“Facts” are funny things.
In theory, facts should be the arbiter of the truth of things; facts carry the burden of neutrality and evidence-based “proving” up of, say, a particular theoretical proposition. The “facts” should be the basis upon which two parties at odds with each other should work toward resolution.
But facts lose their efficacy as being factual in a variety of ways, not the least of which is when facts are enslaved to opinions and perspectives that are rarely connected factually to each other. It’s the interplay between “fact” and “opinion” that does a disservice to the facts themselves – and in the process, to anyone interested in learning the facts.
Witness how the facts lost the credibility battle this week, with the release of new research that links hydraulic fracturing activity in the WCSB to seismic activity in areas of oil and gas development. It hit the headlines and airwaves everywhere.
The fact of that matter is the link is already known. It’s not a new fact at all; this research program simply quantifies empirically at a more detailed level something that was already empirically known to industry and those who regulate it in Alberta and British Columbia.
(Latest missive was published in the May/June edition of Seismological Research Letters).
It points out factually some newer dynamics (fracturing activity itself as a catalyst for seismic events rather than water injection, for example, as contrasted with understanding of such events in U.S. centres).

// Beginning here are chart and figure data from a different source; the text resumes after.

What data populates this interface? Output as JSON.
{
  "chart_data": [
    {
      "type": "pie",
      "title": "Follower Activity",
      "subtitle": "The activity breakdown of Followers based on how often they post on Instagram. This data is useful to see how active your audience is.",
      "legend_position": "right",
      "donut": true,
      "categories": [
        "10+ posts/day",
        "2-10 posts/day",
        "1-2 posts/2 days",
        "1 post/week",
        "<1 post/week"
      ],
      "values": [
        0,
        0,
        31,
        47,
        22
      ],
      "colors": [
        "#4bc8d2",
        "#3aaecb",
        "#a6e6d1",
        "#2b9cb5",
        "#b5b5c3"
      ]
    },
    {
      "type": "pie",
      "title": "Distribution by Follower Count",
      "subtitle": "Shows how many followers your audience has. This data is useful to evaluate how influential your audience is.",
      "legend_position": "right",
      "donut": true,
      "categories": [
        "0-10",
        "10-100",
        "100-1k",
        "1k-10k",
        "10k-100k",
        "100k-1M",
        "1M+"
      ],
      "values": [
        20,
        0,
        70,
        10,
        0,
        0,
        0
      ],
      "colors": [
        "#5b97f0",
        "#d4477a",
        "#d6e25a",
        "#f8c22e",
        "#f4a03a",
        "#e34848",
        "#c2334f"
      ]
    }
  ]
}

But despite this being known, and like all such studies it comes with qualifiers and caveats, it is presented in the mediasphere as a new set of “facts” of sorts.
But this media coverage and its knock-on implications must also be considered within the context of a conventional media model that long prided itself as being objective and balanced and a purveyor of the facts. The reality is that this media model is profoundly broken because its underlying business model has crumbled.
Yes, a national broadcaster still exists, as does a national newspaper. To a degree, they retain some of the credibility they once enjoyed in the “fact” space. But the fractured business model upon which they valiantly struggle no longer provides the necessary revenues and profits that for so long funded the “facts” in terms of newsrooms and staff equipped with the time and manpower to “get it right."
If anything, reporters and editors are increasingly less literate on complex issues such as hydraulic fracturing simply because they no longer have the luxury of time to bone up on the basics.
Call it hydraulic “facturing” if you well, a process via which the factual foundation of any important issue is shattered and it spins out into the public domain ruptured from any meaningful context.
Nobody wins and everyone suffers with a misplay of the facts contribute to polarization.
As well, the mainstream media finds itself often in death throes competition with social media – in which the facts and their efficient rooting in appropriate context is of little regard – to produce content that grabs attention in an information era in which anyone with a smartphone and five minutes is a content producer. Time to “publish” is a cruel dictator and so the mainstream media is at the mercy of the Internet’s disregard for effective context curation.
Put bluntly, the mainstream (legacy) media is caught in a complex confluence of changing information production and consumption patterns. In this regard, it’s important to understand the nuanced relationship between facts and the contexts that produce them and the narrowness of scope through which complex issues that have policy, economic and social dimensions are subjected to thorough scrutiny.
Consider the following quote from Ben Parfitt, a resource analyst for the Canadian Centre for Policy Alternatives, who suggests that it may be only a matter of time before a fracking earthquake does serious harm.
"The frightening thing about the linkages between these drilling and fracking activities and earthquakes is that the professionals who look at the industry and try and understand what is going on below the surface actually have no way of predicting what's going to happen," he said.
This is presented as a “fact,” for example, by the Globe and Mail’s coverage – but it stands in stark contrast to the research facts previously presented in the same article. Not only does it essentially contradict them as facts (ie, percentages of actual wells causally linked to seismic events) and erode their credibility, it is in itself not factual.
The industry professionals who look at the fracturing-seismic activity relationship through a scientific lens have an increasingly sounder understanding of what’s going on subsurface. Industry itself has invested heavily in new and more sensitive technology to measure seismic activity not only to respond effectively to public (and regulatory) concerns, but also to ensure the industry’s development activity is both environmentally and economically sustainable.
Industry groups like the Canadian Society for Unconventional Resources are at the forefront of these discussions, creating important connectivity between regulators and operators and communities and research enterprises. CSUR stands as a clear and neutral advocate not for ramped-up industry development as some might suggest, but for a scientifically grounded, empirically framed dialogue between all parties.
But that doesn’t make for catchy headlines. It’s a old truism in the press: Never let the facts stand in the way of a good story.
Research by the scientific community, independent of the industry’s own investigatory efforts, adds tremendous value and deeper understanding – but not when the facts which the research foregrounds are fractured by ill-informed agendas and media myopia.
(Full disclosure: the author is a director and nominations chair on the board of directors for the Canadian Society for Unconventional Resources.)